Fishers across Europe have staged a week of protests against an EU action plan that they say will put jobs at risk.

Workers are protesting against the Commission’s ‘Protecting and restoring marine ecosystems for sustainable and resilient fisheries’ which, amongst other measures, urges member states to ban bottom trawling.

Fishers across Europe are protesting new marine protection laws

Source: Europeche

Fishers across Europe are protesting new marine protection laws

The week-long action culminated on 9 May, Europe Day, when fishers sounded their vessel horns in a distress call to signify that the sector is slowing disappearing.

“We cannot further tolerate policies from the European Commission that put our way of life and future generations in danger,” said sector representatives.
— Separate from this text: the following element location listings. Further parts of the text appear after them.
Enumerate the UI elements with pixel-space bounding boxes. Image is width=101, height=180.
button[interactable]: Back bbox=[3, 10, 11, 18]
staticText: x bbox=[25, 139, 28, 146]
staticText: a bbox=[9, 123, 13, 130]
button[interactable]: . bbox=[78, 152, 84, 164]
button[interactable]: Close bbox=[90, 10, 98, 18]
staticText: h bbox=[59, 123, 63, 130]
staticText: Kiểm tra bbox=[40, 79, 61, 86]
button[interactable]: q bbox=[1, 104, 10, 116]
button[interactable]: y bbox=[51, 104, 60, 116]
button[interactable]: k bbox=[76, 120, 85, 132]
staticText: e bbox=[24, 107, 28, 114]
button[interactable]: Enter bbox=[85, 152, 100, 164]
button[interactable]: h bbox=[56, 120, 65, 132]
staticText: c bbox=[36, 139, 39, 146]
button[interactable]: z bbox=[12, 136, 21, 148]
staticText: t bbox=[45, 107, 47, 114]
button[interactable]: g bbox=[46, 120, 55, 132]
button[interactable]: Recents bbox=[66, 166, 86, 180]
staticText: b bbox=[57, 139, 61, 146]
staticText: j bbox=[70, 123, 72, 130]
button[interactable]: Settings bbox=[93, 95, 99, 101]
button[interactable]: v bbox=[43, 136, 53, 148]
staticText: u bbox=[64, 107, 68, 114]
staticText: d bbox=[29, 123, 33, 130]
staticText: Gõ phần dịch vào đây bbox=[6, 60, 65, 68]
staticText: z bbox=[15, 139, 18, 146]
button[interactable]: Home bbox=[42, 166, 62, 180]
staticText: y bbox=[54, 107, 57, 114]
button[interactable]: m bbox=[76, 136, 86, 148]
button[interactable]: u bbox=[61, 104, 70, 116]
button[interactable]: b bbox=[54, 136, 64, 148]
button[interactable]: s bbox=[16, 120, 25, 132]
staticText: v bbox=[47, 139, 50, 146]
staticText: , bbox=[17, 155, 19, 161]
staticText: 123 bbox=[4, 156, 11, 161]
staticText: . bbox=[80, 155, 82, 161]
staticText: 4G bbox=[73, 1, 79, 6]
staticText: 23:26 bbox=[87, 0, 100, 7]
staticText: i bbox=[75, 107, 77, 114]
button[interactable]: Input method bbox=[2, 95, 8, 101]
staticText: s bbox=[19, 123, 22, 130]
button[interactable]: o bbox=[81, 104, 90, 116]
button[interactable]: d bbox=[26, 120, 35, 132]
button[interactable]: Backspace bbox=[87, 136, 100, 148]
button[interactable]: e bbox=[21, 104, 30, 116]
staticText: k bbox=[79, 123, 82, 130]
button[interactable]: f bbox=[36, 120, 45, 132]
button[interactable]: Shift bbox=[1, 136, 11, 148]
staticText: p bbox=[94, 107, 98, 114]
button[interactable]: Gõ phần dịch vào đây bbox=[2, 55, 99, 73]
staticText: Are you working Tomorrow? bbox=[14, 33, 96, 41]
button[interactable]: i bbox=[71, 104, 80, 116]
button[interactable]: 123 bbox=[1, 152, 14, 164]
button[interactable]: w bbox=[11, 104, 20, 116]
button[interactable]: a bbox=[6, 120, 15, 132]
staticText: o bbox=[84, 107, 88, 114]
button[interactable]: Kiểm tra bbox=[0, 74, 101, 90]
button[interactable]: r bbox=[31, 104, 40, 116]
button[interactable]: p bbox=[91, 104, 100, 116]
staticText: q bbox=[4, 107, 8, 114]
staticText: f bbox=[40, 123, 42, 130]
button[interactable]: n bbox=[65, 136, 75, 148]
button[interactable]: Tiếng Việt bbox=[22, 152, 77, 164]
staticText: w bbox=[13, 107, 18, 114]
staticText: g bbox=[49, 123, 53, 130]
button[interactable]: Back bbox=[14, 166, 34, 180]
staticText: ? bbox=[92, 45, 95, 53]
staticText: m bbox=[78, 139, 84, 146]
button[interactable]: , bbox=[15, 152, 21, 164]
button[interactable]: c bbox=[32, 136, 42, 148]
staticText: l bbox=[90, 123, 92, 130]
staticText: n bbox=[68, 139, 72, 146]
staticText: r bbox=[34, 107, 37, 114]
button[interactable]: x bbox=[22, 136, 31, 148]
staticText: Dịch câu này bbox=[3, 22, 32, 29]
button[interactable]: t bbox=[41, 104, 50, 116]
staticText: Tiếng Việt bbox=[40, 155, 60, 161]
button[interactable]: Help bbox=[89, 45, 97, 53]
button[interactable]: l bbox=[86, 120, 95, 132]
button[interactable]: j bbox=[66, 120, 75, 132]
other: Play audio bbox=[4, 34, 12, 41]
“If we continue like this, we will only be able to consume seafood products from third countries, whose environmental and social standards are almost always lower than those of the EU.

“It is time for the EU to rethink where it wants the seafood to come from,” they continued.

Representatives from the European Bottom Fishing Alliance, the European Transport Workers’ Federation, EAPO and Cogeca are arguing that the action plan will threaten a quarter of Europe’s seafood production along with 7,000 vessels and 20,000 fishermen and women.

They point out that almost all EU stocks in the Atlantic are now sustainable, greenhouse gas emissions have been cut by 40% and thousands of square kilometres are already closed to bottom fishing.

In the western Mediterranean alone, days at sea of bottom trawlers has been reduced by 30% in the last four years, already putting livelihoods at risk, they say.